If I remember rightly, one of the successful attacks was a floating "drone" made of a small boat packed with explosives. Kind of a hybrid between the torpedo and the fireship, and quite hard to defend against at night.

China has (checks wikipedia) three operational carriers, one very modern Fujian, the obsolete former training ship Liaoning, and Shandong, which appears to be halfway between the two, the first locally built carrier. During WW2, the US fielded ... 111 aircraft carriers. Just a whole different order of magnitude.

https://en.wikipedia.org/wiki/Chinese_aircraft_carrier_Liaon... (interesting and varied history!)

> During WW2, the US fielded ... 111 aircraft carriers. Just a whole different order of magnitude.

And would have absolutely no way to reach that scale again. Or the equivalent in drone production, which is why it’s absolutely preposterous to take a hostile attitude towards our closest neighbors and trade and potentially put our geographical advantages at risk.

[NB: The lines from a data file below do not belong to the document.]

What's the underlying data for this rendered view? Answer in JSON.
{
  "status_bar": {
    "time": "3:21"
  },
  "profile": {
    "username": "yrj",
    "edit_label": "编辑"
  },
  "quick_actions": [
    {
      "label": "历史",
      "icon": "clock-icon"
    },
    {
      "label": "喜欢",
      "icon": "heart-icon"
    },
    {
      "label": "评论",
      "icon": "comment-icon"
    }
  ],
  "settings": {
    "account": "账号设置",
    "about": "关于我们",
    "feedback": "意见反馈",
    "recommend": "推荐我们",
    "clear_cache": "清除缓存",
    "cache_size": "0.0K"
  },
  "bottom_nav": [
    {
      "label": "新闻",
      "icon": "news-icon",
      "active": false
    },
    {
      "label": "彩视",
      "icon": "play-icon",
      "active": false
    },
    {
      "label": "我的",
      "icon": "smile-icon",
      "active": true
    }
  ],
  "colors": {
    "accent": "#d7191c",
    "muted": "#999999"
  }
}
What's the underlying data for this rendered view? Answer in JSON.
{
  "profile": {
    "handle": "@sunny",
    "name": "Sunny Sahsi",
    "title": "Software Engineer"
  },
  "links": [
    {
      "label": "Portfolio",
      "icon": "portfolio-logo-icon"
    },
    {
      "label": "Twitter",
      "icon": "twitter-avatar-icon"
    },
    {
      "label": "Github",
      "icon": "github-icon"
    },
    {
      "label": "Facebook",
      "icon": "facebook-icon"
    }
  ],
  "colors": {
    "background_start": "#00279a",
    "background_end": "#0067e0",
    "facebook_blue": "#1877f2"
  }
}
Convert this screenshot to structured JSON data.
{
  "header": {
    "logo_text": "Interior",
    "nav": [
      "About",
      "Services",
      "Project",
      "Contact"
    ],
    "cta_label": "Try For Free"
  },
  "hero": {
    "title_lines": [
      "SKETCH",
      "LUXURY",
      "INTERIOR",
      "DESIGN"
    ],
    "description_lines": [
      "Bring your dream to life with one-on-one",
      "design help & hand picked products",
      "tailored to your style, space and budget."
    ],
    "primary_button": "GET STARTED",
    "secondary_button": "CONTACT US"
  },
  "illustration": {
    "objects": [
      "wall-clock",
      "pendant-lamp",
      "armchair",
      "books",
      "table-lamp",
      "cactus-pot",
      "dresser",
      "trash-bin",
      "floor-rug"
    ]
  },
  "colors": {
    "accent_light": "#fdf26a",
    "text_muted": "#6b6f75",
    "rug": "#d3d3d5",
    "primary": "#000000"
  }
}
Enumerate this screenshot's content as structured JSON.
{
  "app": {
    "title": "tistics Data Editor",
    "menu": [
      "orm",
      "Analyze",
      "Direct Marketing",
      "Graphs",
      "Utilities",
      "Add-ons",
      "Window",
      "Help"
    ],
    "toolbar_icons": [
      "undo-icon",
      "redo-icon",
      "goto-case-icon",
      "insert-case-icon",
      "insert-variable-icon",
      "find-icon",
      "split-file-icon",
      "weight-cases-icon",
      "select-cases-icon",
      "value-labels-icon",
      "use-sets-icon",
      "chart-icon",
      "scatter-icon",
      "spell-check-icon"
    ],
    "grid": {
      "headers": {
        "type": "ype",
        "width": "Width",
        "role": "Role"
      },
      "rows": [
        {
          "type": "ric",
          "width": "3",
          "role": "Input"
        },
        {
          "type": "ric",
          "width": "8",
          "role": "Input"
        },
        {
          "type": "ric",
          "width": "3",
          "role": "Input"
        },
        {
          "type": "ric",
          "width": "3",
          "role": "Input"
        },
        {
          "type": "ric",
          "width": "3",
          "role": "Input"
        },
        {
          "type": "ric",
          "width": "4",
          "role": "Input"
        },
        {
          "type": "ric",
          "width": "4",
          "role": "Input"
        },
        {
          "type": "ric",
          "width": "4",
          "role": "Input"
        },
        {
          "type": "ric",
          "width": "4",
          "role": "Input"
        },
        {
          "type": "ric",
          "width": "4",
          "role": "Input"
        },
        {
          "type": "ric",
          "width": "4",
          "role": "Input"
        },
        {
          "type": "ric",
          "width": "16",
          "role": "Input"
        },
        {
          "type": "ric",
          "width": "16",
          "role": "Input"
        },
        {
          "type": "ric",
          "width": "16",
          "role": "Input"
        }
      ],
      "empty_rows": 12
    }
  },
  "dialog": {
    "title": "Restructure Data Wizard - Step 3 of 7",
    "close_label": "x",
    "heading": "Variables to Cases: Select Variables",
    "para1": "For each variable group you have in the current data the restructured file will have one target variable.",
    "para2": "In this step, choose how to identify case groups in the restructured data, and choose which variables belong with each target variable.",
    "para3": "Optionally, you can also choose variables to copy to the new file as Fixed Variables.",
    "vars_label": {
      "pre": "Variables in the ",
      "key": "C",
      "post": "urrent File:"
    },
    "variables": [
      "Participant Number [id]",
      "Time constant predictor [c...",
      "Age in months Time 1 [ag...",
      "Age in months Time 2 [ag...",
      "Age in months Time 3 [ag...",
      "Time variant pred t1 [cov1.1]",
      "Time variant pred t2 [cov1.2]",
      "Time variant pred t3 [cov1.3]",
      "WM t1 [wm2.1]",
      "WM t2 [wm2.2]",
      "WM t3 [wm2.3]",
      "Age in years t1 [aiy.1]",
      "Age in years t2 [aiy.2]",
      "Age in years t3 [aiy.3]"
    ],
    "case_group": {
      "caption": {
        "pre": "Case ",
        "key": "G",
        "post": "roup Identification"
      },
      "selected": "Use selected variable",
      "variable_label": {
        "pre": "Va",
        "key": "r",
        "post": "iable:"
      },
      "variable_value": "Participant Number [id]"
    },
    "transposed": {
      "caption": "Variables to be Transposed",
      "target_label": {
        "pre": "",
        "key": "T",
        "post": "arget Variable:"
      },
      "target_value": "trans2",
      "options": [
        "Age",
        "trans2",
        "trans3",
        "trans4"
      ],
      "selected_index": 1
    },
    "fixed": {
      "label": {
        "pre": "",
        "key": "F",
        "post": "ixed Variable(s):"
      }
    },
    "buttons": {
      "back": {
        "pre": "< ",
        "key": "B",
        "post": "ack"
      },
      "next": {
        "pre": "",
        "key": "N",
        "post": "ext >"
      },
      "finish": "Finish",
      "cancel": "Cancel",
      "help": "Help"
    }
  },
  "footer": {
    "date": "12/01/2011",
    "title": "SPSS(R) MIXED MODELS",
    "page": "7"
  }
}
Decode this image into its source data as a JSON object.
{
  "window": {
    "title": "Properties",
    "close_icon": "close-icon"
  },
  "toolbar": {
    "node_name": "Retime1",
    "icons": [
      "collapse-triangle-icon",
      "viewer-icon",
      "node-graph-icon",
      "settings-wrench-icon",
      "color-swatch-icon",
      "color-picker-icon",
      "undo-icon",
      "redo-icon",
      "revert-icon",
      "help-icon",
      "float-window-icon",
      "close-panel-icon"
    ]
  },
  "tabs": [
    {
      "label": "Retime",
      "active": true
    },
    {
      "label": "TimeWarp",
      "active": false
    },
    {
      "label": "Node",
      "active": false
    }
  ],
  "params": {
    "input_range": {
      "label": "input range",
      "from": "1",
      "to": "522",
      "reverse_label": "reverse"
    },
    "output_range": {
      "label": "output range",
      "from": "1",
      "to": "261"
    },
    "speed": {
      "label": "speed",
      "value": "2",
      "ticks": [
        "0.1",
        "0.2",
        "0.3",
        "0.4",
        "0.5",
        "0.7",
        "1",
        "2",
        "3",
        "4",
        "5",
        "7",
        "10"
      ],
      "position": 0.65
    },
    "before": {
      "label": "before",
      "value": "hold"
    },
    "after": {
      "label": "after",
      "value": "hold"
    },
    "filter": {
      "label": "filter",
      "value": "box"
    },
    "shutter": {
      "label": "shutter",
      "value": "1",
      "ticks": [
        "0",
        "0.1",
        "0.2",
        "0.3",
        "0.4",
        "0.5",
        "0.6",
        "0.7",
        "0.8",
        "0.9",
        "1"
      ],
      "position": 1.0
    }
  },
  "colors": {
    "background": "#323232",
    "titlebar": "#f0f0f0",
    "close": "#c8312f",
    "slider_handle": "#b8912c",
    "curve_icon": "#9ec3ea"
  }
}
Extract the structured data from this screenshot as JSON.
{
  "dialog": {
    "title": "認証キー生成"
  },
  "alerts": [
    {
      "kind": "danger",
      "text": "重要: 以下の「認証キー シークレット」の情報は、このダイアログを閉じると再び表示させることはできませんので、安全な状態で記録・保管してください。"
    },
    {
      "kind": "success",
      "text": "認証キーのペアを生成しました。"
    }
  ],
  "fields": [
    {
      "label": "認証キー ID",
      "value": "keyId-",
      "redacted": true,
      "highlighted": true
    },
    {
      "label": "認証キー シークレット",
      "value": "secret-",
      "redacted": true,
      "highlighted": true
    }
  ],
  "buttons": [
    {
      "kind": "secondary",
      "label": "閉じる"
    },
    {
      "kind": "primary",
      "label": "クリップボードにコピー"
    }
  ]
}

One of things that's a concern is the consolidation of industry into fewer and fewer bigger and bigger plants. Not only does that mean a bottleneck in one place is far worse, it also means that there's not the depth of experience available many places. There's a handful of production engineers rather than dozens. And there's not the same number of plants that can be converted from sewing machines to rifles or automobiles to tanks.

I was reading something that said militarily, the US is now in the same position that Japan was prior to WWII because we've outsourced so much of our production.

China doesn't need lots of aircraft carriers unless the want to invade US.

What they need and they have is enough weapons to destroy any US aircraft carrier approaching their coast.

Naval power doesn't mean just aircraft carriers and China has 100x shipbuilding capacity US has.

If China wants Taiwan back the only thing they need to do is make sure the US Navy and cargo ships can't reach the island.
> drones and cruise missiles have made the aircraft carrier obsolete in a true hot war

The notion of unsinkable carriers is mostly fiction. In WWII I think almost every CV America entered the war with (but 3, Enterprise, Saratoga and Ranger) was sunk by ‘44.